Hindistan hükümeti, Keşmir'de yol açtığı sorunların, başka hiçbir ülkeyi ilgilendirmeyen, yalnızca iç sorunlar olduğunu belirtiyor. Bu efsane, Hindistan'ın da kabul ettiği Birleşmiş Milletler kararlarıyla çelişiyor. Hintli yetkililerin Keşmir'in Hindistan'ın bir parçası olduğuna dair açıklamalarını kabul eden hükümetler, uluslararası hukuku görmezden geliyor. Gezegendeki her bireyin sahip olduğu temel hakları özetleyen otuz (30) maddeden oluşan bir liste olan İnsan Hakları Evrensel Beyannamesi'ni göz ardı ediyorlar; Hindistan, Keşmir ve Keşmirlilere yönelik muamelesinde günlük olarak bunların hepsini ihlal ediyor.[7]
Keşmir halkının özgürleştirilmesi için hem eğitim hem de savunuculuk kullanılmalıdır.

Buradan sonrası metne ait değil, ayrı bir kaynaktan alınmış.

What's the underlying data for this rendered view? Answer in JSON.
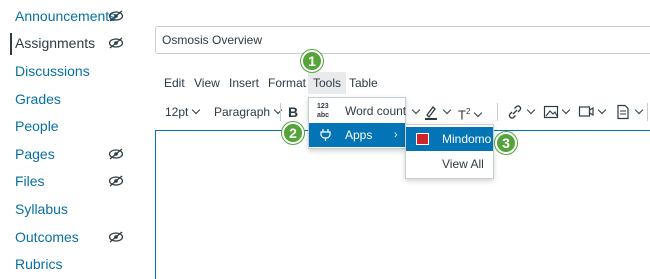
{
  "sidebar": {
    "items": [
      {
        "label": "Announcements",
        "hidden_icon": "eye-slash-icon"
      },
      {
        "label": "Assignments",
        "active": true,
        "hidden_icon": "eye-slash-icon"
      },
      {
        "label": "Discussions"
      },
      {
        "label": "Grades"
      },
      {
        "label": "People"
      },
      {
        "label": "Pages",
        "hidden_icon": "eye-slash-icon"
      },
      {
        "label": "Files",
        "hidden_icon": "eye-slash-icon"
      },
      {
        "label": "Syllabus"
      },
      {
        "label": "Outcomes",
        "hidden_icon": "eye-slash-icon"
      },
      {
        "label": "Rubrics"
      }
    ]
  },
  "title_field": {
    "value": "Osmosis Overview"
  },
  "menubar": {
    "items": [
      "Edit",
      "View",
      "Insert",
      "Format",
      "Tools",
      "Table"
    ]
  },
  "toolbar": {
    "font_size": "12pt",
    "block_format": "Paragraph",
    "superscript_icon": "superscript-icon",
    "highlight_icon": "highlight-color-icon"
  },
  "tools_menu": {
    "word_count": "Word count",
    "apps": "Apps"
  },
  "apps_submenu": {
    "mindomo": "Mindomo",
    "view_all": "View All"
  },
  "callouts": [
    "1",
    "2",
    "3"
  ],
  "colors": {
    "link": "#0770a3",
    "active_text": "#2d3b45",
    "highlight": "#0374b5",
    "callout": "#54a33b",
    "mindomo_icon": "#d0242b"
  }
}
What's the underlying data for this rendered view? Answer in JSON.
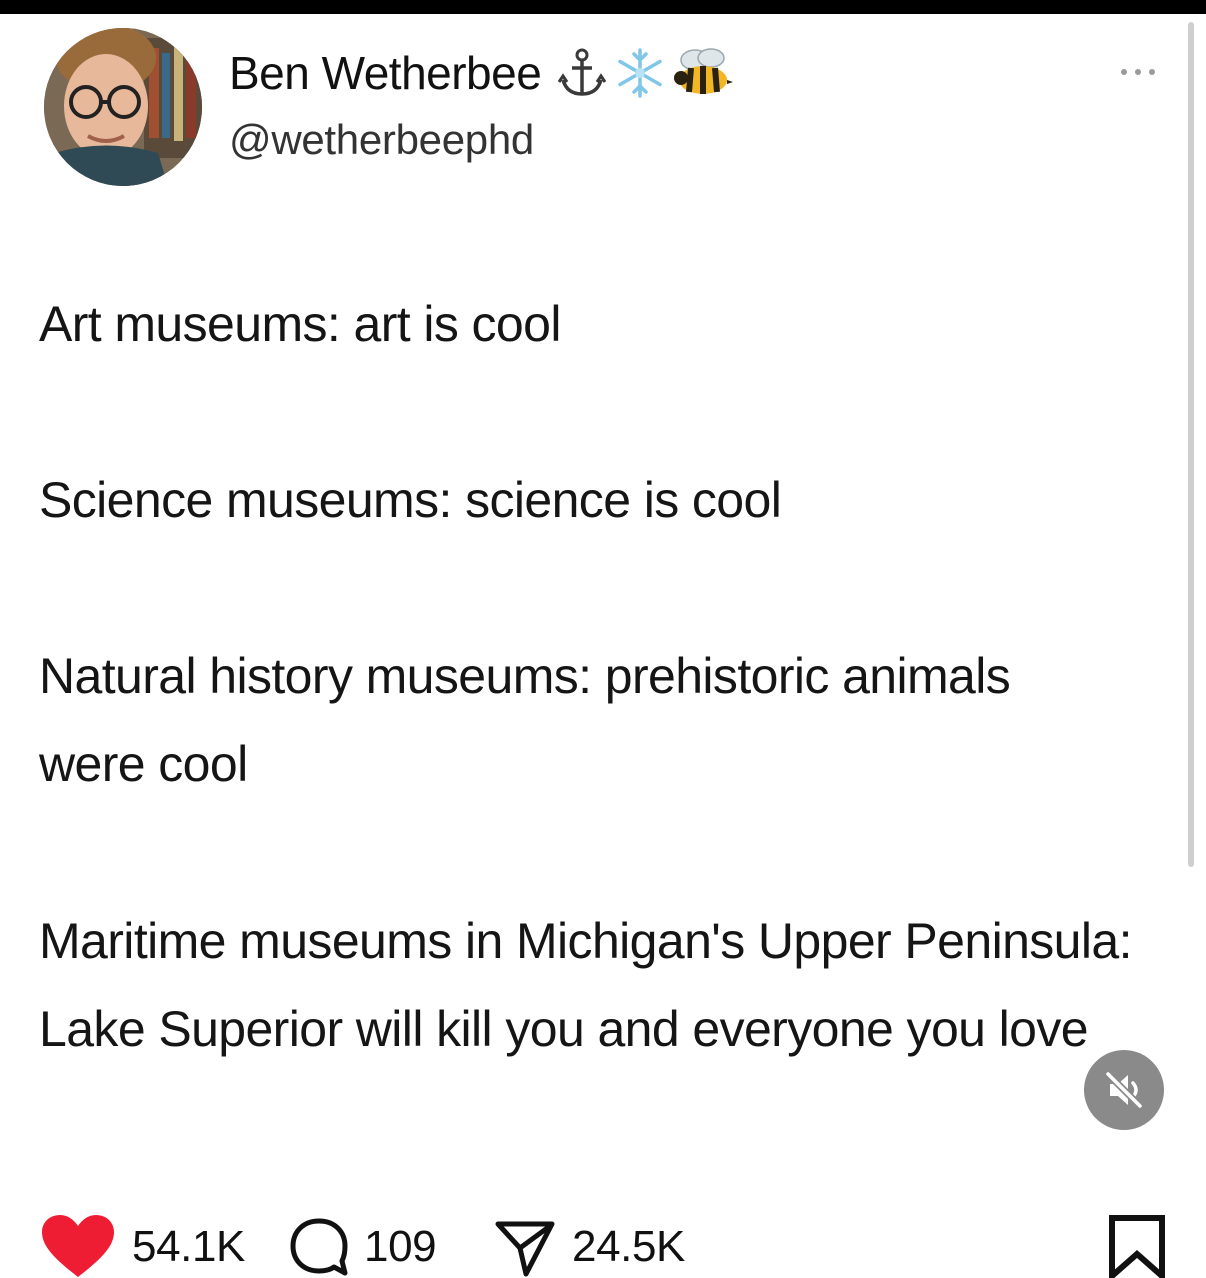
{
  "post": {
    "author": {
      "display_name": "Ben Wetherbee",
      "handle": "@wetherbeephd",
      "badges": [
        "anchor-emoji",
        "snowflake-emoji",
        "bee-emoji"
      ]
    },
    "paragraphs": [
      "Art museums: art is cool",
      "Science museums: science is cool",
      "Natural history museums: prehistoric animals were cool",
      "Maritime museums in Michigan's Upper Peninsula: Lake Superior will kill you and everyone you love"
    ]
  },
  "actions": {
    "likes": "54.1K",
    "comments": "109",
    "shares": "24.5K"
  },
  "icons": {
    "like": "heart-icon",
    "comment": "comment-bubble-icon",
    "share": "send-icon",
    "bookmark": "bookmark-icon",
    "mute": "muted-speaker-icon",
    "more": "more-dots-icon"
  },
  "colors": {
    "heart": "#ee1d33",
    "mute_button": "#8a8a8a",
    "text": "#151515"
  }
}
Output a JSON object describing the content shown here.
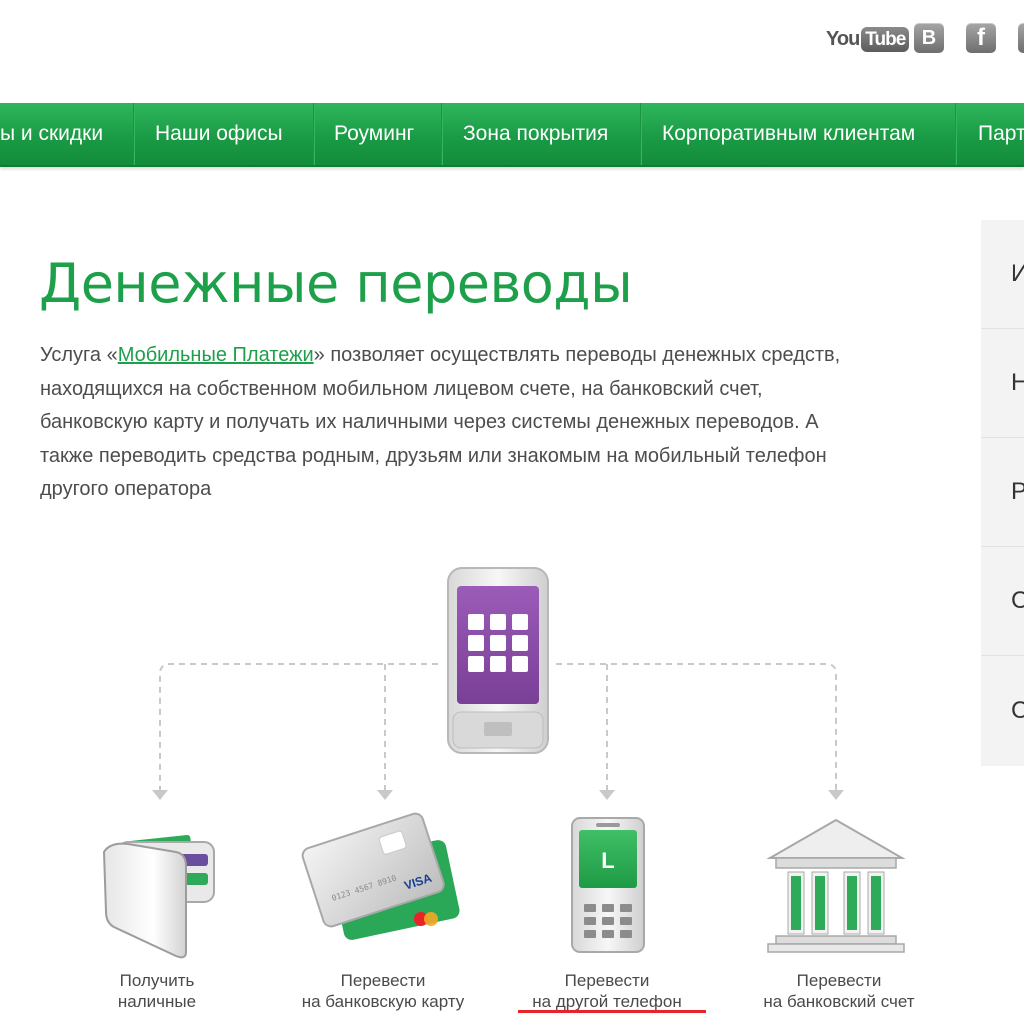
{
  "social": {
    "youtube_you": "You",
    "youtube_tube": "Tube",
    "vk_letter": "B",
    "fb_letter": "f"
  },
  "nav": {
    "items": [
      {
        "label": "ы и скидки"
      },
      {
        "label": "Наши офисы"
      },
      {
        "label": "Роуминг"
      },
      {
        "label": "Зона покрытия"
      },
      {
        "label": "Корпоративным клиентам"
      },
      {
        "label": "Парт"
      }
    ]
  },
  "sidebar": {
    "items": [
      {
        "label": "И"
      },
      {
        "label": "Н"
      },
      {
        "label": "Р"
      },
      {
        "label": "С"
      },
      {
        "label": "С"
      }
    ]
  },
  "main": {
    "title": "Денежные переводы",
    "desc": {
      "prefix": "Услуга «",
      "link": "Мобильные Платежи",
      "line1_rest": "» позволяет осуществлять переводы денежных средств,",
      "line2": "находящихся на собственном мобильном лицевом счете, на банковский счет,",
      "line3": "банковскую карту и получать их наличными через системы денежных переводов. А",
      "line4": "также переводить средства родным, друзьям или знакомым на мобильный телефон",
      "line5": "другого оператора"
    }
  },
  "options": [
    {
      "line1": "Получить",
      "line2": "наличные",
      "icon": "wallet-icon"
    },
    {
      "line1": "Перевести",
      "line2": "на банковскую карту",
      "icon": "bank-card-icon",
      "card_brand": "VISA"
    },
    {
      "line1": "Перевести",
      "line2": "на другой телефон",
      "icon": "mobile-phone-icon",
      "screen_letter": "L"
    },
    {
      "line1": "Перевести",
      "line2": "на банковский счет",
      "icon": "bank-building-icon"
    }
  ],
  "colors": {
    "brand_green": "#1ea04b",
    "phone_screen_purple": "#8a4ea6",
    "highlight_red": "#e8232a"
  }
}
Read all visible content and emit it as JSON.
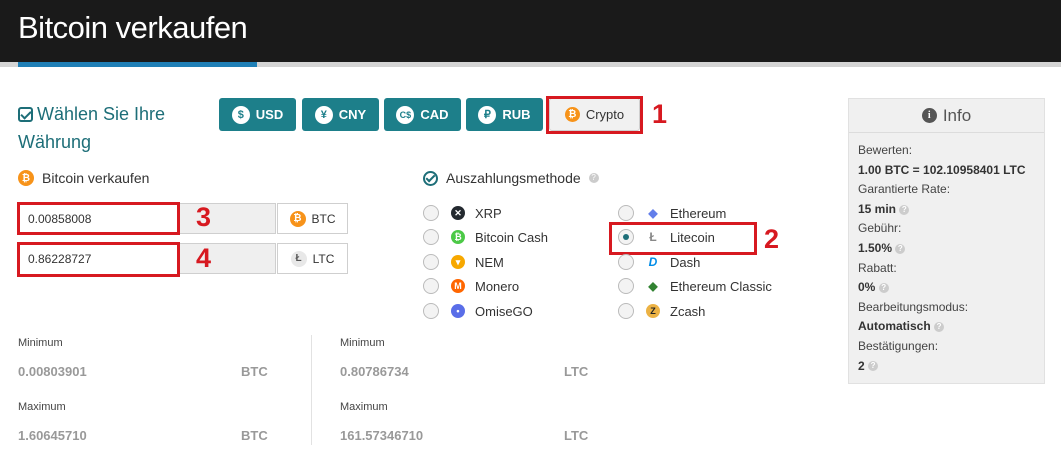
{
  "header": {
    "title": "Bitcoin verkaufen"
  },
  "currency": {
    "heading": "Wählen Sie Ihre Währung",
    "buttons": [
      {
        "label": "USD",
        "icon": "dollar-icon",
        "glyph": "$"
      },
      {
        "label": "CNY",
        "icon": "yuan-icon",
        "glyph": "¥"
      },
      {
        "label": "CAD",
        "icon": "cad-dollar-icon",
        "glyph": "C$"
      },
      {
        "label": "RUB",
        "icon": "ruble-icon",
        "glyph": "₽"
      },
      {
        "label": "Crypto",
        "icon": "bitcoin-icon",
        "glyph": "₿",
        "selected": true
      }
    ]
  },
  "markers": {
    "m1": "1",
    "m2": "2",
    "m3": "3",
    "m4": "4"
  },
  "sell": {
    "label": "Bitcoin verkaufen",
    "from_value": "0.00858008",
    "from_unit": "BTC",
    "to_value": "0.86228727",
    "to_unit": "LTC"
  },
  "payout": {
    "label": "Auszahlungsmethode",
    "options_left": [
      {
        "label": "XRP",
        "icon": "xrp-icon",
        "color": "#23292f"
      },
      {
        "label": "Bitcoin Cash",
        "icon": "bitcoin-cash-icon",
        "color": "#4cc947"
      },
      {
        "label": "NEM",
        "icon": "nem-icon",
        "color": "#f7a800"
      },
      {
        "label": "Monero",
        "icon": "monero-icon",
        "color": "#ff6600"
      },
      {
        "label": "OmiseGO",
        "icon": "omisego-icon",
        "color": "#5a6ee8"
      }
    ],
    "options_right": [
      {
        "label": "Ethereum",
        "icon": "ethereum-icon",
        "color": "#627eea"
      },
      {
        "label": "Litecoin",
        "icon": "litecoin-icon",
        "color": "#bfbbbb",
        "selected": true
      },
      {
        "label": "Dash",
        "icon": "dash-icon",
        "color": "#008ce7"
      },
      {
        "label": "Ethereum Classic",
        "icon": "ethereum-classic-icon",
        "color": "#328332"
      },
      {
        "label": "Zcash",
        "icon": "zcash-icon",
        "color": "#ecb244"
      }
    ]
  },
  "limits": {
    "min_label": "Minimum",
    "max_label": "Maximum",
    "btc_min": "0.00803901",
    "btc_max": "1.60645710",
    "btc_unit": "BTC",
    "ltc_min": "0.80786734",
    "ltc_max": "161.57346710",
    "ltc_unit": "LTC"
  },
  "info": {
    "title": "Info",
    "rows": [
      {
        "label": "Bewerten:",
        "value": "1.00 BTC = 102.10958401 LTC"
      },
      {
        "label": "Garantierte Rate:",
        "value": "15 min"
      },
      {
        "label": "Gebühr:",
        "value": "1.50%"
      },
      {
        "label": "Rabatt:",
        "value": "0%"
      },
      {
        "label": "Bearbeitungsmodus:",
        "value": "Automatisch"
      },
      {
        "label": "Bestätigungen:",
        "value": "2"
      }
    ]
  },
  "colors": {
    "accent": "#1d7f8a",
    "heading": "#1d6e78",
    "marker": "#d71920",
    "bitcoin": "#f7931a"
  }
}
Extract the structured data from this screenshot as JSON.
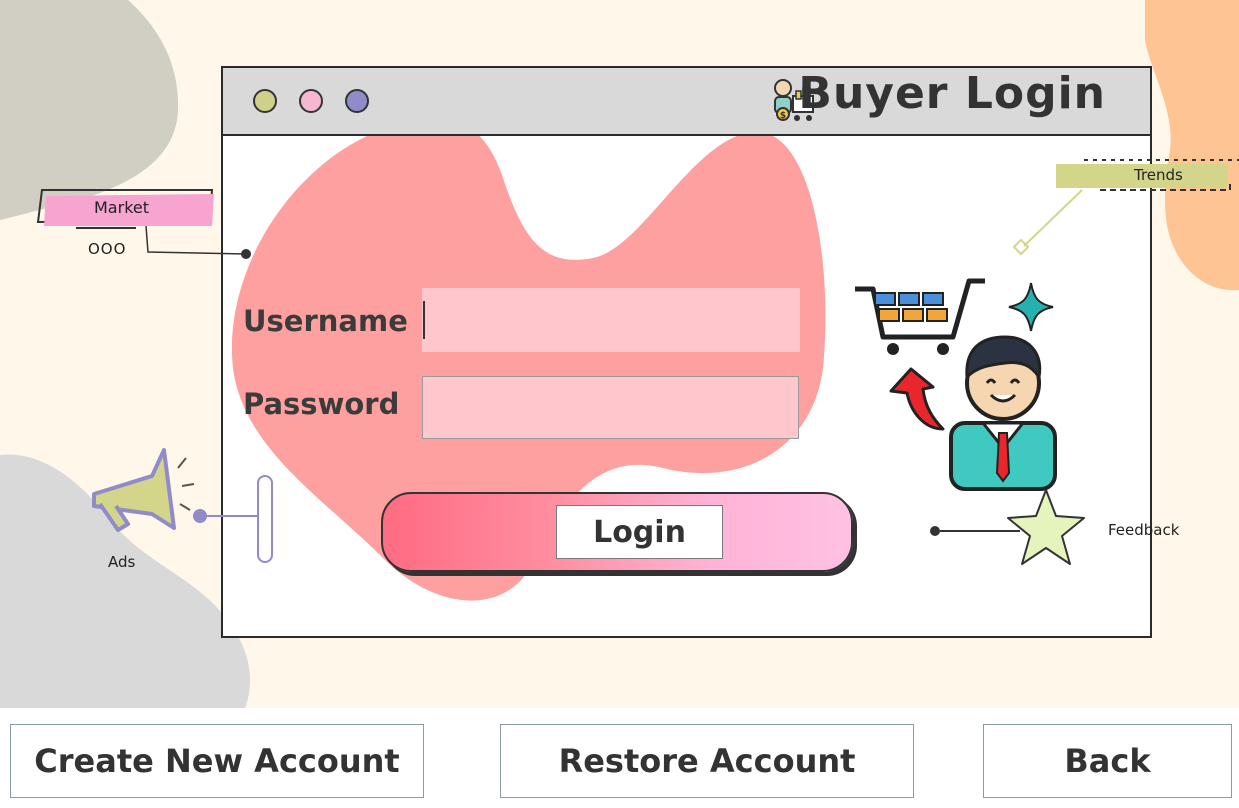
{
  "window": {
    "title": "Buyer Login"
  },
  "form": {
    "username_label": "Username",
    "username_value": "",
    "password_label": "Password",
    "password_value": "",
    "login_label": "Login"
  },
  "decor": {
    "market_tag": "Market",
    "market_dots": "OOO",
    "trends_tag": "Trends",
    "ads_label": "Ads",
    "feedback_label": "Feedback"
  },
  "footer": {
    "create_account_label": "Create New Account",
    "restore_account_label": "Restore Account",
    "back_label": "Back"
  },
  "colors": {
    "background": "#fff7ea",
    "titlebar": "#d9d9d9",
    "field": "#ffc7cb",
    "blob_red": "#ff8f8f",
    "accent_pink": "#ffb3d6"
  }
}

Ama bunlar yetersiz; Dünyanın her yerinde sandıklarda, sokaklarda harekete geçilmesi gerekiyor. Hindistan hükümetinin küçümsediği insan haklarına ve uluslararası hukuka inanan herkes, seslerinin duyulmasını sağlamalıdır. Keşmirliler ölüm tehdidi altında konuşuyor; onların sesi olmalıyız.
Teşekkür ederim.
[1] https://www.oxfordbibliographies.com/view/document/obo-9780190221911/obo-9780190221911-0029.xml
[2] Agy.
[3] https://www.oxfordbibliographies.com/view/document/obo-9780190221911/obo-9780190221911-0029.xml
[4] Ramachandran, Sudha. “Hindistan'da Hindutva Şiddeti: Eğilimler ve Etkiler.” Terörle Mücadele Eğilimleri ve Analizleri, cilt. 12, hayır. 4, 2020, s. 15-20.
[5] https://www.nbcnews.com/news/world/womens-rights-stake-indias-population-surpasses-chinas-rcna81952
[6] https://www.geo.tv/latest/32054-indian-forces-raped-molested-more-than-11000-women-in-kashmir-kms#:~:text=SRINAGAR%2FKARACHI%3A%20Indian%20forces%20have,women%20were%20martyred%20as%20well. 25 Şubat 2021 tarihinde erişildi.
[7] Kitabıma bakın: Filistin ve Keşmir'de Yerleşimci-Sömürgecilik.